I believe that CSA has done a great job in trying new things. Although many of the current student representatives who worked on CSA’s thrift store would say that it was a failure, I believe it was still a success in bringing CSA to its students in a creative way. I also love the $5 Friday initiative because I believe it accomplished that same purpose. I believe in trying new things,making new traditions in order to see what is successful and adapting our strategy to the demands of the times we live in. It is important to fail, because we learn by failing. I subscribe to Beverly Tatum’s philosophy in her book, Why Are All the Black Kids Sitting Together in the Cafeteria?, where she suggests that we have to make steps, even ones we are not sure are perfect, because it gets us in closer proximity to our goals. We can use innocent but unsuccessful attempts to foreground our conversations on how to do better by the goals we have and the people we serve. I believe that the creativity I see coming out of CSA is a commendable effort in trying to better the lives of students on campus, and I believe that even when they are unsuccessful, the executives and representatives have done a great job at holding themselves accountable on the most viable next steps to take.

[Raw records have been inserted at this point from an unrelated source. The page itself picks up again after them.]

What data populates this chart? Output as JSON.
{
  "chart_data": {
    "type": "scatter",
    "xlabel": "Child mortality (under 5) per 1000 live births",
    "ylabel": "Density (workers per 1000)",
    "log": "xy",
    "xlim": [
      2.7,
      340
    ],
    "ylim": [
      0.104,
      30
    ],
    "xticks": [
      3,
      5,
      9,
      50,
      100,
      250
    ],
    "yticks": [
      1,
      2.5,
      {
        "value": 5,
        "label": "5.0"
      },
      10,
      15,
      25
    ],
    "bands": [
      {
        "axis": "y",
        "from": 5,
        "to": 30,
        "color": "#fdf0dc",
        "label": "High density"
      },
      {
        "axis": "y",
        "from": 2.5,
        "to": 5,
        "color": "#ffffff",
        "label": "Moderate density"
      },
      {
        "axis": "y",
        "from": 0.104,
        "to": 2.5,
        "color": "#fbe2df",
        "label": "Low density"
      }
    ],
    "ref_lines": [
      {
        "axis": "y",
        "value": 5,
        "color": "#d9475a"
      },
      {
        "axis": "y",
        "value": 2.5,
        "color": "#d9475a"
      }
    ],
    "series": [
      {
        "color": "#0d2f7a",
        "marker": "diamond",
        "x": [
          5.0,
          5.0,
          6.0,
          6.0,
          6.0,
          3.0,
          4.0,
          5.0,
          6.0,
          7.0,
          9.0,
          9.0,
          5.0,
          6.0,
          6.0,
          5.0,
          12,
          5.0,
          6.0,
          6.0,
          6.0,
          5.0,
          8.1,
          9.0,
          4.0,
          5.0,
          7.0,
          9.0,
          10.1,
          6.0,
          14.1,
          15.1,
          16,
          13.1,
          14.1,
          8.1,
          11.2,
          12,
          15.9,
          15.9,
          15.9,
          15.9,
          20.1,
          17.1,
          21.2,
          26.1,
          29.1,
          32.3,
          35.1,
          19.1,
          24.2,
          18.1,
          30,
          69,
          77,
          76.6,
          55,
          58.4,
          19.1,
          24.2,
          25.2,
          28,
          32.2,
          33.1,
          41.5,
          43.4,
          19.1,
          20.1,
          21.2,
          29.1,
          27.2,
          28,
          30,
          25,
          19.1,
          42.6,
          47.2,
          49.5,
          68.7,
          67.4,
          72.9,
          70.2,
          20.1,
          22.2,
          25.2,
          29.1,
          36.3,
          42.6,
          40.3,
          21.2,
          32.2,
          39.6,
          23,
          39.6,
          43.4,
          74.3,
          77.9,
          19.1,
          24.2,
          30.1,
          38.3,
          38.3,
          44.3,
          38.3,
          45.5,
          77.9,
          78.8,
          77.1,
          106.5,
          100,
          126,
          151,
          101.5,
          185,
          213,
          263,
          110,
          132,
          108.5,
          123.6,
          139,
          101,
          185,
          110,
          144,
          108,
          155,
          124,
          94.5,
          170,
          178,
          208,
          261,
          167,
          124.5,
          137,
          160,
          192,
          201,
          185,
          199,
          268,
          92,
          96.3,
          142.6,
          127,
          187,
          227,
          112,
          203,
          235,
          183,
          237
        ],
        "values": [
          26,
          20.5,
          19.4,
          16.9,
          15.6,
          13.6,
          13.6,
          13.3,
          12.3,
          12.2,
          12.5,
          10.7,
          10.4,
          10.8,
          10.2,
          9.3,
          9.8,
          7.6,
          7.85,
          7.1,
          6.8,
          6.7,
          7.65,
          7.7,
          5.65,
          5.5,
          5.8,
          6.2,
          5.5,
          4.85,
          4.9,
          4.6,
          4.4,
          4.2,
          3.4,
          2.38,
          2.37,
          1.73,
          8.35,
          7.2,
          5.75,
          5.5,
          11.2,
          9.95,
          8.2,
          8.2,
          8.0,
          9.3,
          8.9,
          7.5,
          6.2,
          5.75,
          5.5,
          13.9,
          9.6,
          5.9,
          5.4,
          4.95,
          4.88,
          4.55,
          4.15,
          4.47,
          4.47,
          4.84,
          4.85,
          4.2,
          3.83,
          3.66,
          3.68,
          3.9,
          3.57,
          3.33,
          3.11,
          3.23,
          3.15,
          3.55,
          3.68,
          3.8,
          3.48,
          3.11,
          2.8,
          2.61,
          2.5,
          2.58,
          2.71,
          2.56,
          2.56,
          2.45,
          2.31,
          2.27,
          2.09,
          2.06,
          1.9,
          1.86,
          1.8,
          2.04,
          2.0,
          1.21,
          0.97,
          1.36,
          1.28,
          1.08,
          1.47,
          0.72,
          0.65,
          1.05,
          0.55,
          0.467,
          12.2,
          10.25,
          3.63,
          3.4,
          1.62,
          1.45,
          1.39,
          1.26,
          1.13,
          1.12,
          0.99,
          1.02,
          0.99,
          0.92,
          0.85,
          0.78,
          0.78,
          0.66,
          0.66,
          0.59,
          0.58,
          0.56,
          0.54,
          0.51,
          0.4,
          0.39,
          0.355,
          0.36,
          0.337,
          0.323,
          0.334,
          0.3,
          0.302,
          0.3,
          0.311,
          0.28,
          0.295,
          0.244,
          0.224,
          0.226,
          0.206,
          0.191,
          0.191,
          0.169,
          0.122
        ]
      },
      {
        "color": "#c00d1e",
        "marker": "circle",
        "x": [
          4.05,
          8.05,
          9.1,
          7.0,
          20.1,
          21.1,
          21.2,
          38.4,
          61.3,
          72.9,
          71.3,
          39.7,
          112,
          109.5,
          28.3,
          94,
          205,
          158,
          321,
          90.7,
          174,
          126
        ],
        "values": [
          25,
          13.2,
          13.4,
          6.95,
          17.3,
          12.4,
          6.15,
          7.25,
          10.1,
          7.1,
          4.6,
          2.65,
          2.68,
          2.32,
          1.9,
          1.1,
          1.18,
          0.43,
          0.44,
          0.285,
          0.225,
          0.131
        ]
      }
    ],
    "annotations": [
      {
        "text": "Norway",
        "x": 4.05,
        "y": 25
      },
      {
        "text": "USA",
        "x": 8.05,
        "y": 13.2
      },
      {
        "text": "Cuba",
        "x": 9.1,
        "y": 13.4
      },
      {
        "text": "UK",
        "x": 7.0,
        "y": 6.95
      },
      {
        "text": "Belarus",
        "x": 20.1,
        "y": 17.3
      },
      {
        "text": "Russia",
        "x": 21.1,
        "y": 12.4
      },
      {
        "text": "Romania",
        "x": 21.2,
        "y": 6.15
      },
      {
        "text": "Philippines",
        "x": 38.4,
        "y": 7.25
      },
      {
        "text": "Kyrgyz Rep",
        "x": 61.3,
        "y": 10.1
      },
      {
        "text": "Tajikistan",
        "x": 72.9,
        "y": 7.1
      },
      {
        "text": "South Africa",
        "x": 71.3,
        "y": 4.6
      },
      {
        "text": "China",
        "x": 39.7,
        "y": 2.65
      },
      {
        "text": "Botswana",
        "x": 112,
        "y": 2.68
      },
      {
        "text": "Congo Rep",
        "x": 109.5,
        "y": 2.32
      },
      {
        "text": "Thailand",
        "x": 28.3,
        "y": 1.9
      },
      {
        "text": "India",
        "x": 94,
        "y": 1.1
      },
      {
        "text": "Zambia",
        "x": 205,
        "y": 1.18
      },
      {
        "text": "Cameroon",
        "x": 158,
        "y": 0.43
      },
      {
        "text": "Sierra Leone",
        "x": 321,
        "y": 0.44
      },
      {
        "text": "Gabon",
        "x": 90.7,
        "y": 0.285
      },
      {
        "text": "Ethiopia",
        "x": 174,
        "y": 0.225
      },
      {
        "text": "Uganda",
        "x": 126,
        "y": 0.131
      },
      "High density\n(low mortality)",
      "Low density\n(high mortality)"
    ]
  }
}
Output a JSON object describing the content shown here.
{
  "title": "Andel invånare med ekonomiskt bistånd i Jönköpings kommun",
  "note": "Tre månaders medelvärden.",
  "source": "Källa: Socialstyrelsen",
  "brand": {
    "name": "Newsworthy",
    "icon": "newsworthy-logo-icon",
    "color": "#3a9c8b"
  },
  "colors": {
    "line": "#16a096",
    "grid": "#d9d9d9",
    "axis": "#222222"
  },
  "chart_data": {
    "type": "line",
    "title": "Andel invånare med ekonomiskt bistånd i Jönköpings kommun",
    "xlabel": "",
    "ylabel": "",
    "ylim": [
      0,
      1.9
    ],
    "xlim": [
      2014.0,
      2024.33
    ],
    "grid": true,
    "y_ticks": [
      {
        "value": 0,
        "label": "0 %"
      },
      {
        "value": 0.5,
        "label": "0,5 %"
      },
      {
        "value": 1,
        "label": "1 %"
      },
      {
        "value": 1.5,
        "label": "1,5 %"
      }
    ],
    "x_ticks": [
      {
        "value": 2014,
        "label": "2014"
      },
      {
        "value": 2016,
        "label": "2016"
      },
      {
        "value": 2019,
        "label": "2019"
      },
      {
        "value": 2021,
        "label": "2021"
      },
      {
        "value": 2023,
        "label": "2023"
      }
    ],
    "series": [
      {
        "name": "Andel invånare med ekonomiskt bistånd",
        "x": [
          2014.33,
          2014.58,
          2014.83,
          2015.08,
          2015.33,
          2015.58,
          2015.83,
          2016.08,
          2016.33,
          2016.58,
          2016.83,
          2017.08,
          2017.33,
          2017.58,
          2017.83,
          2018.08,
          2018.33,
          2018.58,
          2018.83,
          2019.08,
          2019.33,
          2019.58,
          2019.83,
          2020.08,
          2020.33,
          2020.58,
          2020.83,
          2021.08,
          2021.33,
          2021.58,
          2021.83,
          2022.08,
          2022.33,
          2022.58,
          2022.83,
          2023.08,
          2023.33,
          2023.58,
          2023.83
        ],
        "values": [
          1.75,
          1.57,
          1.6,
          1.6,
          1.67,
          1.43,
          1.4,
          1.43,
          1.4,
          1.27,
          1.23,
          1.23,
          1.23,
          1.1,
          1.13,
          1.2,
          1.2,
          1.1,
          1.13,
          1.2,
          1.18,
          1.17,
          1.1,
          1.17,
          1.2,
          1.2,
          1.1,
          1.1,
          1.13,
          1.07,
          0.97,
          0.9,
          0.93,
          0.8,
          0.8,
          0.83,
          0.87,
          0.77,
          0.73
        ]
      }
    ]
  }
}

I believe that something CSA can and will do better under my leadership is being more sustainable in taking care of the students that serve in the organization. The leaders who serve on CSA are students first and, as such, their added commitment to CSA needs to be nurtured in a way that acknowledges and accommodates that. CSA needs to be a conducive, positive and affirming environment. In order to meet this goal, I have proposed holding one meeting a month dedicated to self-care to make sure the student board members have sufficient support. During these monthly meetings, we will give students the option to either engage in a bonding activity that could happen either on or off campus or to take that time to build in some self-care for themselves. Additionally, at the end of the term, we will have celebratory meetings in which we assess the goals we set out and how well we accomplished them. This will give us a clear and unified map of where we are and where we set out to go in the coming terms.
Candidates often set goals that are far-reaching and difficult to accomplish – how confident are you in your ability to accomplish your goals? What will you prioritize?
I don’t believe in setting goals without a formidable plan as well as steps to track how well we are proceeding in attaining those goals. I believe that all of the goals I have laid out are viable and will be achievable once we have an organized plan and clear communication amongst CSA representatives and other parties involved as well. An example is my priority in acquiring a Black Student Center as the Ujamaa Collective demands. While the IDE plan has stated their interest in building and accommodating a Black Student Center in their residential housing plan and amongst multicultural spaces on campus, they can specify the how of these plans by collaborating with and having better engagement with the unified vision outlined by the Ujamaa Collective’s demands..
Anything to add?
I would love to represent you as your next CSA president! VOTE FOR ME! VOTE FOR ME!! VOTE FOR ME!!!!!